In fact, once he paints on a wall (and it’s gotten suitable social media attention), he’ll often return and paint over the piece, he said.

“People say: Will you come and paint a piece on our wall?” Plastic Jesus said.

He recounts his “guerrilla career” in wonderment. “I have a girlfriend,” he said. “Between us we manage to pay most of the bills, yeah.”

Next up for Plastic Jesus? He can’t say.

“With a background as a journalist, most of my pieces are quite reactive to news, current affairs or culture, which appeals to me at that time,” he said. “I don’t have a whole list of projects. I’ve got some ideas that I’m bouncing around on subject areas I’d like to address at some point, but nothing specific at this time.”

In any case, he’ll continue selling art to well-heeled buyers.

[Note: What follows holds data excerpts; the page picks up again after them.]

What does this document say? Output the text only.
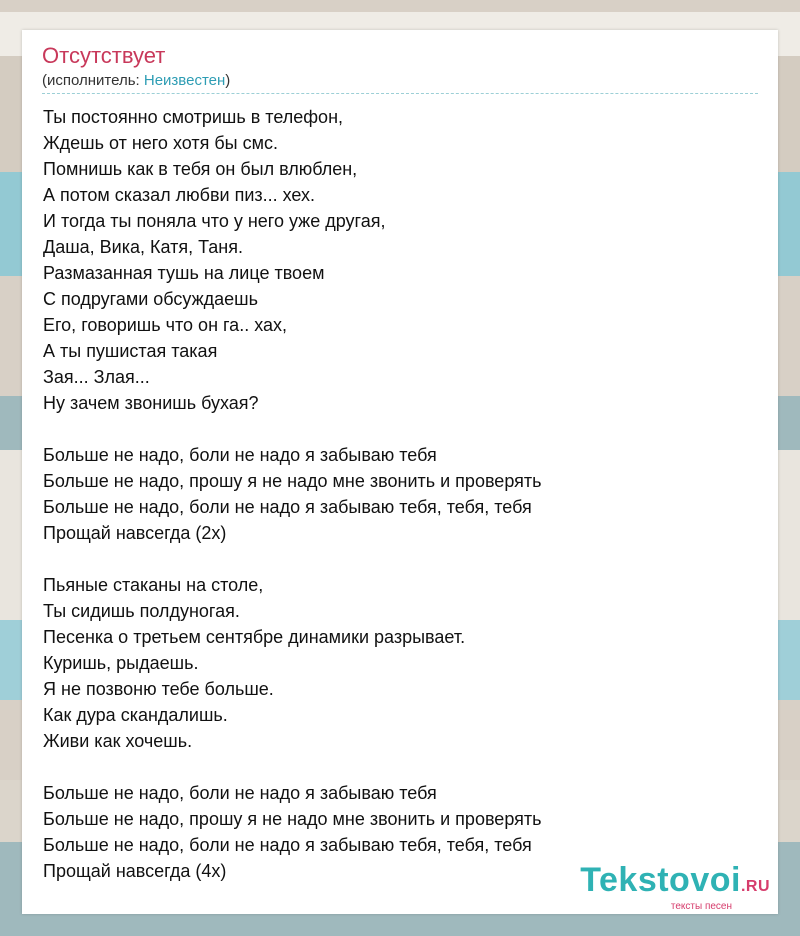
Отсутствует
(исполнитель: Неизвестен)
Ты постоянно смотришь в телефон,
Ждешь от него хотя бы смс.
Помнишь как в тебя он был влюблен,
А потом сказал любви пиз... хех.
И тогда ты поняла что у него уже другая,
Даша, Вика, Катя, Таня.
Размазанная тушь на лице твоем
С подругами обсуждаешь
Его, говоришь что он га.. хах,
А ты пушистая такая
Зая... Злая...
Ну зачем звонишь бухая?
Больше не надо, боли не надо я забываю тебя
Больше не надо, прошу я не надо мне звонить и проверять
Больше не надо, боли не надо я забываю тебя, тебя, тебя
Прощай навсегда (2х)
Пьяные стаканы на столе,
Ты сидишь полдуногая.
Песенка о третьем сентябре динамики разрывает.
Куришь, рыдаешь.
Я не позвоню тебе больше.
Как дура скандалишь.
Живи как хочешь.
Больше не надо, боли не надо я забываю тебя
Больше не надо, прошу я не надо мне звонить и проверять
Больше не надо, боли не надо я забываю тебя, тебя, тебя
Прощай навсегда (4х)	Tekstovoi.RU
тексты песен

He says he recently made an agreement with a gallery in London and a large gallery in L.A.

“The whole business model for galleries is changing,” he said. “Previously, an artist would rely on a gallery to bring their work to a new audience. However, with social media I find that my audience is often larger than galleries’ audience. And people can connect directly with the audience.”

He’s not longer “hidden away in a dark studio, painting furiously.”

Part of his heart remains in England, though, as evidenced by royal subjects in his Instagram feed.

His favorite soccer team is London’s Arsenal Football Club.

“Never played soccer other than school,” he said. “I was never very sporting; I was more creative.”